Concepts: Colinearization (Advanced)¶

Advanced Topic, Experimental

Colinearization is an experimental, advanced pre-processing step that addresses specific non-ideal behaviors in fluorescence measurements. It may not be necessary for all experiments but can improve accuracy when linear compensation assumptions are violated.

The Problem: Non-Linear Channel Relationships¶

Standard linear compensation assumes that if a single fluorophore (e.g., EYFP) emits light detected in two channels (e.g., primarily FITC-A, secondarily PE-A), the signal intensity in PE-A is directly proportional to the signal intensity in FITC-A. That is, Signal_PE-A = constant * Signal_FITC-A.

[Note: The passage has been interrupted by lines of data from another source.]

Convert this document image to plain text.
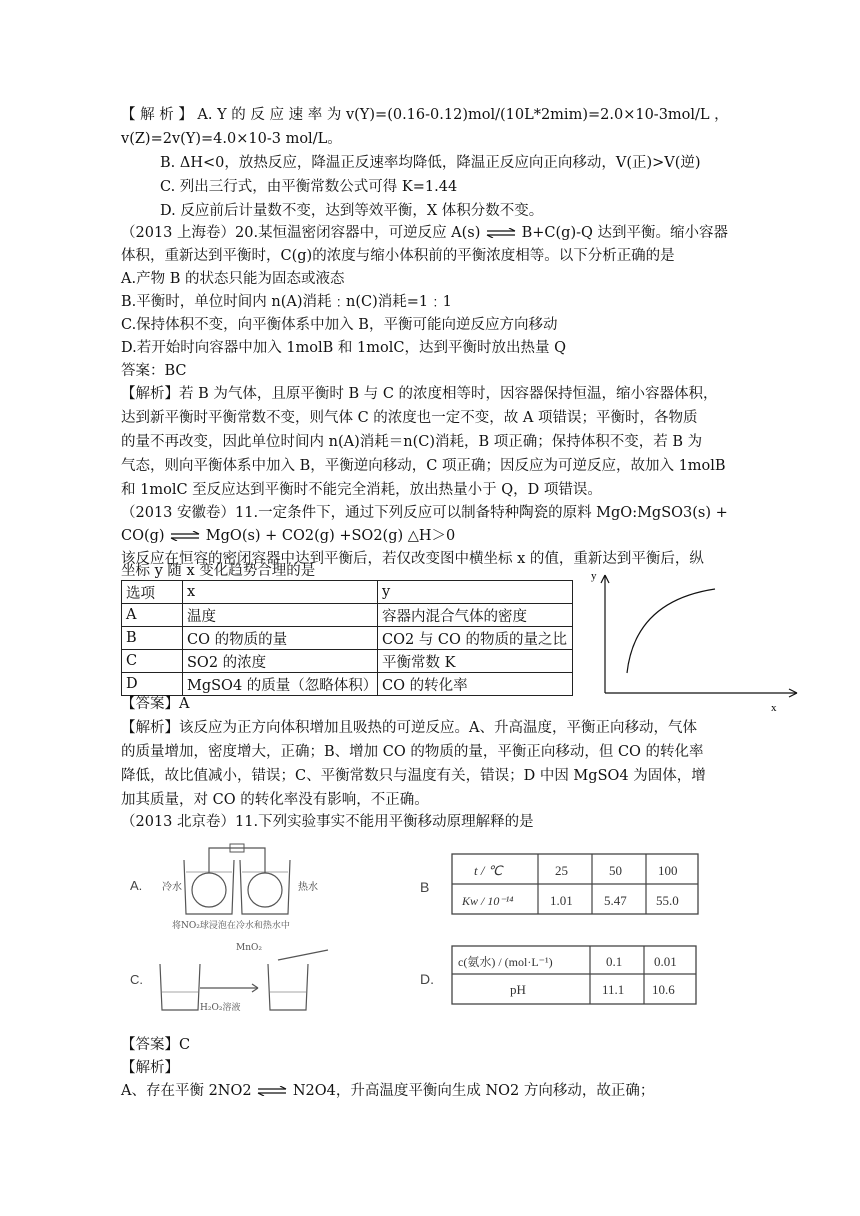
【 解 析 】 A. Y 的 反 应 速 率 为 v(Y)=(0.16-0.12)mol/(10L*2mim)=2.0×10-3mol/L ，
v(Z)=2v(Y)=4.0×10-3 mol/L。
B. ΔH<0，放热反应，降温正反速率均降低，降温正反应向正向移动，V(正)>V(逆)
C. 列出三行式，由平衡常数公式可得 K=1.44
D. 反应前后计量数不变，达到等效平衡，X 体积分数不变。
（2013 上海卷）20.某恒温密闭容器中，可逆反应 A(s) ⇌ B+C(g)-Q 达到平衡。缩小容器
体积，重新达到平衡时，C(g)的浓度与缩小体积前的平衡浓度相等。以下分析正确的是
A.产物 B 的状态只能为固态或液态
B.平衡时，单位时间内 n(A)消耗﹕n(C)消耗=1﹕1
C.保持体积不变，向平衡体系中加入 B，平衡可能向逆反应方向移动
D.若开始时向容器中加入 1molB 和 1molC，达到平衡时放出热量 Q
答案：BC
【解析】若 B 为气体，且原平衡时 B 与 C 的浓度相等时，因容器保持恒温，缩小容器体积，
达到新平衡时平衡常数不变，则气体 C 的浓度也一定不变，故 A 项错误；平衡时，各物质
的量不再改变，因此单位时间内 n(A)消耗＝n(C)消耗，B 项正确；保持体积不变，若 B 为
气态，则向平衡体系中加入 B，平衡逆向移动，C 项正确；因反应为可逆反应，故加入 1molB
和 1molC 至反应达到平衡时不能完全消耗，放出热量小于 Q，D 项错误。
（2013 安徽卷）11.一定条件下，通过下列反应可以制备特种陶瓷的原料 MgO:MgSO3(s) +
CO(g) ⇌ MgO(s) + CO2(g) +SO2(g) △H＞0
该反应在恒容的密闭容器中达到平衡后，若仅改变图中横坐标 x 的值，重新达到平衡后，纵
坐标 y 随 x 变化趋势合理的是
选项	x	y
A	温度	容器内混合气体的密度
B	CO 的物质的量	CO2 与 CO 的物质的量之比
C	SO2 的浓度	平衡常数 K
D	MgSO4 的质量（忽略体积）	CO 的转化率
y
x
【答案】A
【解析】该反应为正方向体积增加且吸热的可逆反应。A、升高温度，平衡正向移动，气体
的质量增加，密度增大，正确；B、增加 CO 的物质的量，平衡正向移动，但 CO 的转化率
降低，故比值减小，错误；C、平衡常数只与温度有关，错误；D 中因 MgSO4 为固体，增
加其质量，对 CO 的转化率没有影响，不正确。
（2013 北京卷）11.下列实验事实不能用平衡移动原理解释的是
A. 冷水	热水
将NO₂球浸泡在冷水和热水中
B
t / ℃	25	50	100
Kw / 10⁻¹⁴	1.01 5.47 55.0
C.
MnO₂
H₂O₂溶液
D.
c(氨水) / (mol·L⁻¹)	0.1 0.01
pH	11.1 10.6
【答案】C
【解析】
A、存在平衡 2NO2 ⇌ N2O4，升高温度平衡向生成 NO2 方向移动，故正确；
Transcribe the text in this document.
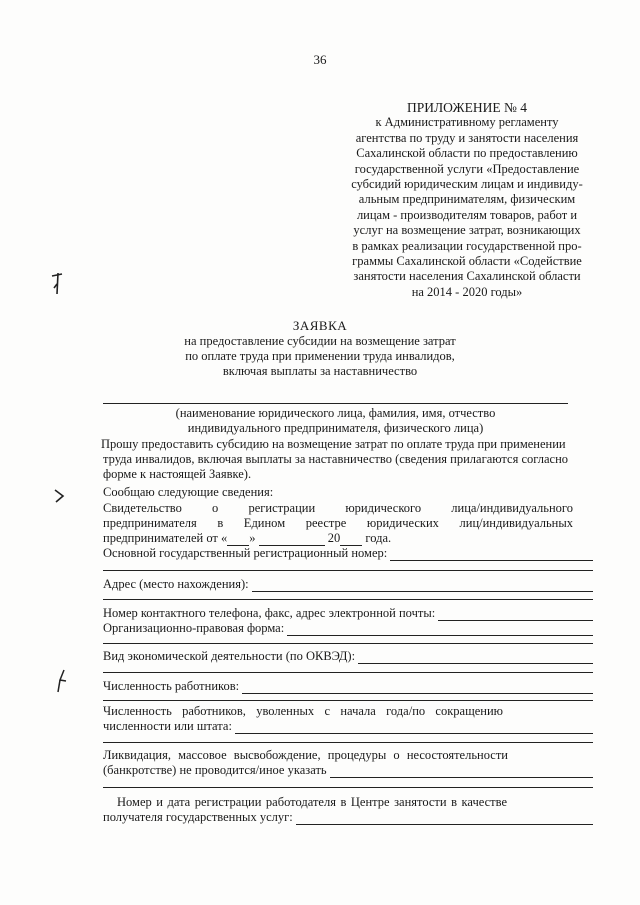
36
ПРИЛОЖЕНИЕ № 4
к Административному регламенту
агентства по труду и занятости населения
Сахалинской области по предоставлению
государственной услуги «Предоставление
субсидий юридическим лицам и индивиду-
альным предпринимателям, физическим
лицам - производителям товаров, работ и
услуг на возмещение затрат, возникающих
в рамках реализации государственной про-
граммы Сахалинской области «Содействие
занятости населения Сахалинской области
на 2014 - 2020 годы»
ЗАЯВКА
на предоставление субсидии на возмещение затрат
по оплате труда при применении труда инвалидов,
включая выплаты за наставничество
(наименование юридического лица, фамилия, имя, отчество
индивидуального предпринимателя, физического лица)
Прошу предоставить субсидию на возмещение затрат по оплате труда при применении
труда инвалидов, включая выплаты за наставничество (сведения прилагаются согласно
форме к настоящей Заявке).
Сообщаю следующие сведения:
Свидетельство о регистрации юридического лица/индивидуального
предпринимателя в Едином реестре юридических лиц/индивидуальных
предпринимателей от « »	20 года.
Основной государственный регистрационный номер:
Адрес (место нахождения):
Номер контактного телефона, факс, адрес электронной почты:
Организационно-правовая форма:
Вид экономической деятельности (по ОКВЭД):
Численность работников:
Численность работников, уволенных с начала года/по сокращению
численности или штата:
Ликвидация, массовое высвобождение, процедуры о несостоятельности
(банкротстве) не проводится/иное указать
Номер и дата регистрации работодателя в Центре занятости в качестве
получателя государственных услуг:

However, sometimes this isn't true due to:

Instrument Non-linearities: Detectors (PMTs) or amplifiers might have slightly non-linear responses, especially at the extremes of their range. <-- This is the one we're trying to fix.
Complex Reporter Physics: Complex photophysics within a reporter could lead to non-proportional emission in different channels.
Subtle Spectral Shifts: Cellular environment might slightly alter emission spectra in ways that affect different channels non-uniformly.

If the relationship is non-linear (e.g., Signal_PE-A = f(Signal_FITC-A) where f is not a simple multiplication), the standard spillover matrix calculation (which assumes linearity) and subsequent unmixing will be inaccurate.

The Colinearization Strategy¶

Instrument non-linearities are of course greatly problematic as they break a core assumption of the linear unmixing model. The general idea behind this colinearization step however is that if all channels are "non-linear in the same way," the linear compensation step can still work, and subsequent beads-based calibration on can correct for the remaining non-linearities in the abundances.

The calibrie.Colinearization task attempts to correct this before linear compensation. Its goal is to find mathematical transformations (T_channel) for each channel such that the transformed signals do exhibit a linear relationship.

T_PE-A(Signal_PE-A) ≈ constant * T_FITC-A(Signal_FITC-A)

How it works:

Requires Context: Needs single-color control data (controls_values, controls_masks, etc.) from LoadControls.
Analyze Control Data: It examines the relationships between different channels within each single-color control. For example, in the EYFP control, it looks at how PE-A changes as FITC-A changes.
Pathfinding: It determines an optimal sequence or "path" for applying transformations. Because transforming one channel might affect its relationship with others, it tries to find a sensible order (e.g., transform PE-A relative to FITC-A, then transform PE-TexasRed-A relative to the already transformed PE-A). This involves analyzing channel "information content" and signal ranges (compute_possible_linearization_steps, find_best_linearization_path).
Fit Transformations: For each step in the path (e.g., relating PE-A to FITC-A using EYFP control data), it fits a transformation function (typically a log-poly spline similar to those in MEFCalibration) for the "source" channel (PE-A) that makes it best match the (potentially already transformed) "destination" channel (FITC-A).
Produces Context: The primary output is a modified cell_data_loader function.
Processing/Loading: When data is loaded after colinearization has been initialized, the modified cell_data_loader intercepts the raw data, applies the fitted transformations (T_channel) to the appropriate columns, and then passes the transformed data to subsequent tasks like LinearCompensation.

Impact¶

By applying colinearization, the data fed into LinearCompensation better satisfies the linearity assumption. This can lead to:

More accurate spillover matrix calculation.
Cleaner separation of signals during unmixing (abundances_AU).
Potentially more accurate downstream mapping and calibration.

However, it adds significant complexity and computational cost during initialization. It's typically used when standard linear compensation diagnostics reveal significant non-linear "hooks" or curves in plots that should ideally be linear (like off-diagonal plots in single-color control diagnostics).